5. Collect and implement continual customer feedback
While A/B testing is a great tool, valuable insights from your users are crucial to constantly improving your page (which is what website optimization is all about). Contentsquare Surveys lets you obtain accurate data from visitors in real time. After all, you’re optimizing your website for your users, so getting their feedback while they’re on it is one of the best ways to discover its weaknesses and strengths.
Ask users to share their opinions about everything from UX design and content relevancy to page speed and usability across devices. Learning directly from your users about what’s blocking them on your page is the first step to addressing those issues and improving website performance.
Pauline Pedemanaud, Digital and Content Manager at The City of Paris, underlines the importance of prioritizing user feedback when deciding how to optimize the website:
Contentsquare has changed our way of working by ensuring that we are making decisions based on customer experiences and really focusing on the empathy that we have for the customer with each decision we make, by giving us really robust data behind these decisions. — Pauline Pedemanaud, Digital and Content Manager, The City of Paris
6. Adapt your roadmap and website as your product and brand evolve
The final step in any website optimization roadmap is to keep optimizing. Your product and brand aren’t stagnant, so your website shouldn’t be either. As you adapt your product strategy to your customer’s desires, be sure that that’s reflected in your website roadmap.
It’s important to stay up to date on industry trends to keep your website relevant. Let’s say you’re an ecommerce company and sustainability efforts are a huge push in your industry.
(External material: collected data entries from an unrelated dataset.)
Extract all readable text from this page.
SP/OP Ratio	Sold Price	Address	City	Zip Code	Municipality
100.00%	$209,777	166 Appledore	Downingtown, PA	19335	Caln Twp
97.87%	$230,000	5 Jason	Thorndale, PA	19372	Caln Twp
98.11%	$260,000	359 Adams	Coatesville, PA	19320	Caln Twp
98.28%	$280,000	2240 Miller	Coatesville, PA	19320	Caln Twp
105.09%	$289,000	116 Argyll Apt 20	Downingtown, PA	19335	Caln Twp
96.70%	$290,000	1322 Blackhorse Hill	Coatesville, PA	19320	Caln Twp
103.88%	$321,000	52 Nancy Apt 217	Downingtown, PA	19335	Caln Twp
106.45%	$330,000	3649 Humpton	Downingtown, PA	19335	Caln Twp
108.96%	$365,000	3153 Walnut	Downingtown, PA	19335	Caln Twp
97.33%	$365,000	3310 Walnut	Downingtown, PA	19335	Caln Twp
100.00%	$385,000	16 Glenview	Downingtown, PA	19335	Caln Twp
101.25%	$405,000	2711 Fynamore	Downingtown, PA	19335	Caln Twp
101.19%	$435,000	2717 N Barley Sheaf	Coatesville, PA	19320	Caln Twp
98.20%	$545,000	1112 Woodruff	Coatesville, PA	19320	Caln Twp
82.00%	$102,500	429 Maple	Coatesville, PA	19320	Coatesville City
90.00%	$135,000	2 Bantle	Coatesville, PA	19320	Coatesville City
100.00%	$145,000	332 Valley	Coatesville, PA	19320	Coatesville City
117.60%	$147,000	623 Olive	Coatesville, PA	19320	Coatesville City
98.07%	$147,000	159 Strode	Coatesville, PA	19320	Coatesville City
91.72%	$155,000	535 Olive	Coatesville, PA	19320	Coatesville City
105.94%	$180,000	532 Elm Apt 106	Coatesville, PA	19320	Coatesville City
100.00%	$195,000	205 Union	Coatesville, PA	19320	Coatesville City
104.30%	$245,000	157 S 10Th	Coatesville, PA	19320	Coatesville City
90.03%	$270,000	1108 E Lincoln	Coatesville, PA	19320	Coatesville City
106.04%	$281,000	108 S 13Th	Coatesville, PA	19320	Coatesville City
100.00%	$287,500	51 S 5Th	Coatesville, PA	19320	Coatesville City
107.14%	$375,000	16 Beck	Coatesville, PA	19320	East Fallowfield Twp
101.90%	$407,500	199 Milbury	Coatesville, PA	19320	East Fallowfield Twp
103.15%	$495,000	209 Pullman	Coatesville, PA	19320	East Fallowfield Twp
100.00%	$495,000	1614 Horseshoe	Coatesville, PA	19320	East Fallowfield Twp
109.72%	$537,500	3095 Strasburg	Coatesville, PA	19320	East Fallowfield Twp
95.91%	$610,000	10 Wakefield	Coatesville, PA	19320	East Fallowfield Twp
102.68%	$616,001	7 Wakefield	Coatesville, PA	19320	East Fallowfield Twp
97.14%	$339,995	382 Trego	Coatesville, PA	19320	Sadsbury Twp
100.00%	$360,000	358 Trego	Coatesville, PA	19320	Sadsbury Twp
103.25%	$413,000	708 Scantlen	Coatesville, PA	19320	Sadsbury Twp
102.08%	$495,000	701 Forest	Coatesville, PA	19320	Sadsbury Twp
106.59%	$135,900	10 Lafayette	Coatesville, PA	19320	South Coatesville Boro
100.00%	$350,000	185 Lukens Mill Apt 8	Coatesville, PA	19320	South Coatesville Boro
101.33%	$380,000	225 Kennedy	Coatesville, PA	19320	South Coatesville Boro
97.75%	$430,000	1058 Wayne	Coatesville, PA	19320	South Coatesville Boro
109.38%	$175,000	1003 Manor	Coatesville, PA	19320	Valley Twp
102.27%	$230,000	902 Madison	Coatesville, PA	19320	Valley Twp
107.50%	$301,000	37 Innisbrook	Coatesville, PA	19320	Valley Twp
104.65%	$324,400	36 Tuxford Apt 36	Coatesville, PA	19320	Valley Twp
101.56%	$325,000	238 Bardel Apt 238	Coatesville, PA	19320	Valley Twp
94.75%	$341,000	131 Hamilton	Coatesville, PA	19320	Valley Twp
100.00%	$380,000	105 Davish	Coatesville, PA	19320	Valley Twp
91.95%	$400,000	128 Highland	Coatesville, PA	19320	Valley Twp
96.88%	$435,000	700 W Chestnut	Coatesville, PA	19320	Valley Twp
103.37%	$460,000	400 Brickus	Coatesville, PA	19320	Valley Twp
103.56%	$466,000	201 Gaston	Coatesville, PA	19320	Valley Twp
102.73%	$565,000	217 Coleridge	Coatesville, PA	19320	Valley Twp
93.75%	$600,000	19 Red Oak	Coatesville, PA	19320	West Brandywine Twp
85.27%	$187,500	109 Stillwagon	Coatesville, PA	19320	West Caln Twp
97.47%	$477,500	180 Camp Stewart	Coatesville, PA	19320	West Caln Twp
If your product reflects that, your web content should as well. Produce blog posts about your eco-friendly approach and be sure that the keywords you use are relevant and up-to-date on this topic.
At the end of the day, your product is for your customers and users, and your website should be too. A big part of website optimization is ensuring your digital platform reflects the key values of your product and brand, and helps users meet their needs.
Combine data with a creative mindset to prepare and plan, but be willing to pivot your approach to be more reactive to opportunities too. — Sean Potter, Organic Content and SEO Lead, Contentsquare
Start your journey toward an optimized website
With the right planning, website optimization doesn’t have to be an overwhelming task. Creating a website optimization roadmap ensures you’ve got a strategic framework that allows you to optimize your website continuously and easily.
Use your website optimization roadmap to keep improving your website, bringing in more traffic to your page and creating loyal, satisfied customers.
FAQs about website optimization roadmaps
Website optimization is the process of using tools and strategies to improve your website’s performance, both with users and search engines. Optimizing a website requires focusing on all of its facets, including technical performance, SEO, content, and UX design.
To optimize your website, you’ll engage in activities like identifying a website’s weak points, A/B testing to determine which strategies work (or don’t), and collecting and implementing user feedback.
From bringing more users to your page and keeping them there for longer to becoming paying customers, there are many benefits of website optimization that will help you increase conversions.
On the flip side, a website that isn’t optimized will fall behind in important metrics like traffic, time-on-page, user satisfaction, and conversions. Low performance in these areas translates into lower revenue, which is why you should always make web optimization a priority.